I have a 79 300 and use 7 degrees BTDC for the initial timing. Always set the timing with the vacum advance unplugged. I tried every degree (6-10) and found that 7 was the best for my truck. At 10 I had a lot of detonation and had to use 93 octane to calm it down.
Yes you are right! those engine years has a little bit higher compresion ratio, so the get bettere milleage BUT tend to produce detoning if ambient temp. is a bit hot.
For trucks used in tropical countries like mine (Venezuela) Ford had to produce a separator plate and a set of longer push rods to reduce compresion ratio to about 8.5:1 and eliminate that problem.
I think he should use what stiker say IF engine still stock...
I agree that if he is 100% sure that the engine and all of its components match the sticker then use it.

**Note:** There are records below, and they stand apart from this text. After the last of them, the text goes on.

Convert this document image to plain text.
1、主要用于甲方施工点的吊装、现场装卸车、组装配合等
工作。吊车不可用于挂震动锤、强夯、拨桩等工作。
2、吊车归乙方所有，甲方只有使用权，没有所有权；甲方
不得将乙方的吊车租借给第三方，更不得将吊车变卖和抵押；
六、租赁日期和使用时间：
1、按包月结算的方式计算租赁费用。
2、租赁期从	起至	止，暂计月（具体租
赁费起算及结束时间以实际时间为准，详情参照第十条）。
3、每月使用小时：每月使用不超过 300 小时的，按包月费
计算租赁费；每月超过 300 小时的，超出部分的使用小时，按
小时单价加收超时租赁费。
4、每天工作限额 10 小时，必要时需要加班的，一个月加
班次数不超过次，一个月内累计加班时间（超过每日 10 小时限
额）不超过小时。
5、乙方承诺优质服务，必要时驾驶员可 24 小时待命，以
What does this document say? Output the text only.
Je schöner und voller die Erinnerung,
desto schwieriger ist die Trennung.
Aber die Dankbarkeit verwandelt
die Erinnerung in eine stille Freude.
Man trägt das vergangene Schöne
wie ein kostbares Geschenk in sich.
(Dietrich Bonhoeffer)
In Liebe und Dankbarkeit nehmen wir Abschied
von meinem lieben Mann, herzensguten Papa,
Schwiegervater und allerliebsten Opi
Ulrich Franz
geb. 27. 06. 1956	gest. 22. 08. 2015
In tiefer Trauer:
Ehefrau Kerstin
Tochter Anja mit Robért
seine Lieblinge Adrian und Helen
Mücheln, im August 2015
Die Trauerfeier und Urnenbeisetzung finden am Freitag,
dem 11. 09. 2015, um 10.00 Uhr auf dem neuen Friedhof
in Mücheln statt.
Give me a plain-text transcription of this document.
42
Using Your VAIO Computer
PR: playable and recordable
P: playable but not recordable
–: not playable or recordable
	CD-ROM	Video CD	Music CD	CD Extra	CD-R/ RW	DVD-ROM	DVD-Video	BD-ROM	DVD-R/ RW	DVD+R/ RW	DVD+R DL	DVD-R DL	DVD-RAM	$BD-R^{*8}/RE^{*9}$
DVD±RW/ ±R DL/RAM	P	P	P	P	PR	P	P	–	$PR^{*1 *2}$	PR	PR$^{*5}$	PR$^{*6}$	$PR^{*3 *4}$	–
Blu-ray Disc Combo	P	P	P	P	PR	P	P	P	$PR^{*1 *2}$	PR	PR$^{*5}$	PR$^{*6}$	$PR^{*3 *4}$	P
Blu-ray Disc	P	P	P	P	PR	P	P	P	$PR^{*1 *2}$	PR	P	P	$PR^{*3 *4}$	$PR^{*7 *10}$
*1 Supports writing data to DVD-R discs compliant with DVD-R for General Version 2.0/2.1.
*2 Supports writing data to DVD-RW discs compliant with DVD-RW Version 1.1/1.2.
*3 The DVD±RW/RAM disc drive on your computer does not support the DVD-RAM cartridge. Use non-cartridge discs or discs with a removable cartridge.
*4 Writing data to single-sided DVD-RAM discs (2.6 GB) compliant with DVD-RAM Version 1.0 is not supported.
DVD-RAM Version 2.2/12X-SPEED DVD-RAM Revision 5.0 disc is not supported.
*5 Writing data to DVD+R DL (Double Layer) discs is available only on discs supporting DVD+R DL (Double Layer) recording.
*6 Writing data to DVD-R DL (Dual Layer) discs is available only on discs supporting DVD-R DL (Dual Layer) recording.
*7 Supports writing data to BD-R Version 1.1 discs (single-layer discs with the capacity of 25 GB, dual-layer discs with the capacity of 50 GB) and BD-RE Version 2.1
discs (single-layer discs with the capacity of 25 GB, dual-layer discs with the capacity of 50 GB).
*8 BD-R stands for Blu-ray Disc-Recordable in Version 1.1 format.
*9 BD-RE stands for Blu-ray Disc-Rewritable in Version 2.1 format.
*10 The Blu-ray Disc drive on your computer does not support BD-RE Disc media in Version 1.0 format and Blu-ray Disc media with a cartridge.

Otherwise experiment with it and see what happens.
That 79 I got has a different intake manifold on it and I did not know this until I needed the firing order after the rebuild. Used the one on the intake and it was wrong (did not match the cam).
All I am saying is to be careful.
For the timing you could do it like the old guys up here do it. Uplug vacum advance and turn distributer until the motor pings. Back it down a little. Then plug in the advance and drive it. If it pings the back it down some more. If not then you are good.
I agree with Sawzaw. On spark plug gap, if your given a range (IE between .25 and .35, go with .35, which alocates for wear and still keeps it within spec for longer.